Question

A uniform rod AB of length 3r remains in equillibrium on a hemispherical bowl of radius r as shown .

Answer 1

since there is equilibrium between rid and bowl
First draw complete circle to the bowl.
Now make the diameter , through lower end , weight force line and one of the normal line at
othe end meet at a point on the circle D (let)
Now
by geometry rod divides angle made by rod with
horizontal and angle made by rod with diameter made by lower end and joining common
point equally.

After this we get an equation

2Rcos2@=1.5Rcos@
ie
2cos2@=1.5cos@
After solving this we get
cos@=0.92

Please mark me the brainliest!
Suhani
xx

Answer 2

Answer: cos⁻¹(0.92)

Explanation:

The forces acting on the rod are:

(i) Weight W of the rod acting vertically downwards from centre of gravity.

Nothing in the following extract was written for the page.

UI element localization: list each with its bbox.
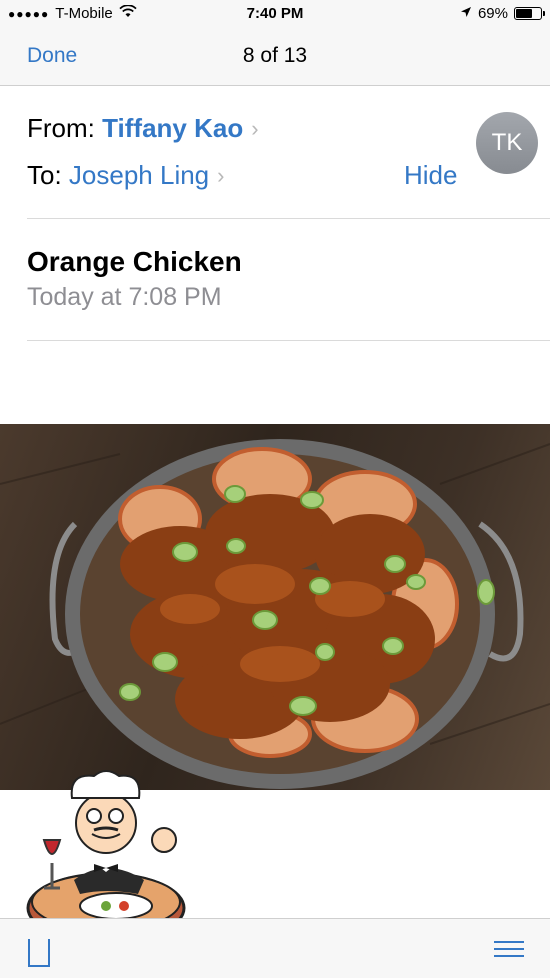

(ii) Reaction R at A acting normally at A i.e. along AO.

(iii) Reaction R’ at C acting at right angles to rod. For equilibrium of rod the three forces will be concurrent. By geometry, ∠OCA = ∠OAC = ∠GDC = θ

In Triangle GDC,

tan θ = GC/DC = (AC-AG)/DC or sinθ / cosθ = (2r cosθ - 1.5r)/2r sinθ

2 sin²θ = 2 cos²θ - 1.5 cosθ or

1 - cos²θ = cos²θ - 0.75 cosθ or

2 cos²θ - 0.75 cosθ - 1 = 0

on solving,

cosθ = 0.92 (using the +ve answer)